The reason this was so important to me is that things are often so tight for my business that the way I pay myself is not to simply enter my gross pay, write a check for the net and then save the withholding until it comes time to pay my taxes. Instead, I estimate the gross pay that will result in the net being ALL the money I have left, and then adjust the gross up and down until I can home in on a net pay that will only leave a few bucks in my checking account. Then I work like a demon in hopes that I can cover the taxes by the fifteenth of the following month.

I'm not exactly proud of having to do that, but I have a lot of reason to believe that it is common practice not just among self-employed people, but occasionally among regular employers that are having cash flow problems.

I won't go into the consequences of failing to pay on time. Failing to pay withholding is worse than not paying most kind of taxes, because it's considered stealing from your employees. The IRS doesn't care if the President, Director, sole stockholder and single employee of the company are all the same person. The IRS is not known for being reasonable.

My first spreadsheet is very primitive, and I realized is not constructed the way it really should be. It's also not yet complete and only handles Nova Scotia. But it does work, and has helped me to understand how I could improve it and add support for the other Canadian provinces and territories, for example by handling each of them in a separate page rather than all in one page as my first try does.
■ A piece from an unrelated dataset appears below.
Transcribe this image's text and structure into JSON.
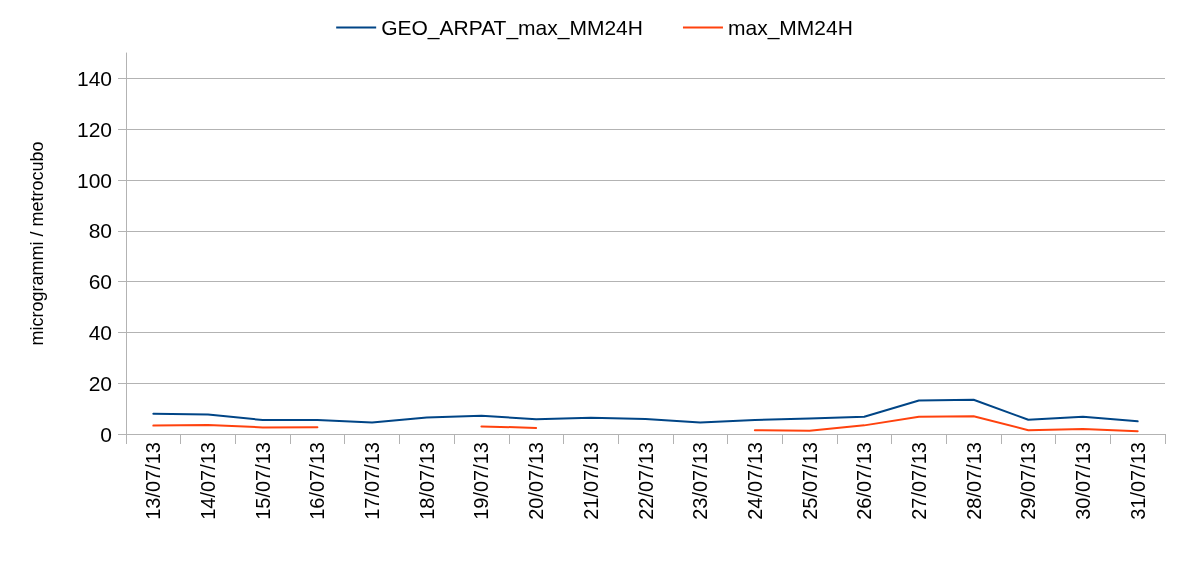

From there, while it would be a lot of work, but the basic principles would be established well enough to create a spreadsheet that could handle United States federal tax, with a page for each of the fifty states.

I should be able to handle Canada by myself and provide the US and Maine to help others get started. I expect that as other developers get involved, more countries should follow quickly. I think simply having a single province and country as an example will go a long way towards helping others write spreadsheets for their own countries. I'm no spreadsheet rocket scientist, so it took several years to arrive at this point, but once I understood the IF statement, and how to refer to a cell on a different spreadsheet page, it only took me about five hours to create my prototype.

I don't plan to continue with my prototype, but I will release it on sourceforge to help others understand the potential for my proposed project. I think I can get a development release for Nova Scotia that is built much better in a week or so, and handle all the provinces and territories in Canada by the middle of June.

I have already hinted at open sourcing my spreadsheet on the gnucash-user and Nova Scotia Linux User Group mailing lists. If you approve my project, once I have a homepage up and have released my prototype, I'm going to post a call for help on alt.computer.consultants and the list for the Boston Chapter of the Independent Computer Consultants Association (http://www.icca-boston.org/) where I was a member before I moved to Canada.

Considering the importance of paying the right amount of taxes, the consequences of failing to pay them, the anger that I and I'm sure many others feel over Intuit's practice of charging for tax tables that ought to be free, and the despair many feel over how long it will have to take before GnuCash can support payroll withholding calculations, and how many self-employed computer consultants there are, let alone how many self-employed people there are of any kind, I think that I can confidently predict that my proposed project will take off like wildfire.

Thank you for your help.

Mike Crawford

Tilting at Windmills for a Better Tomorrow.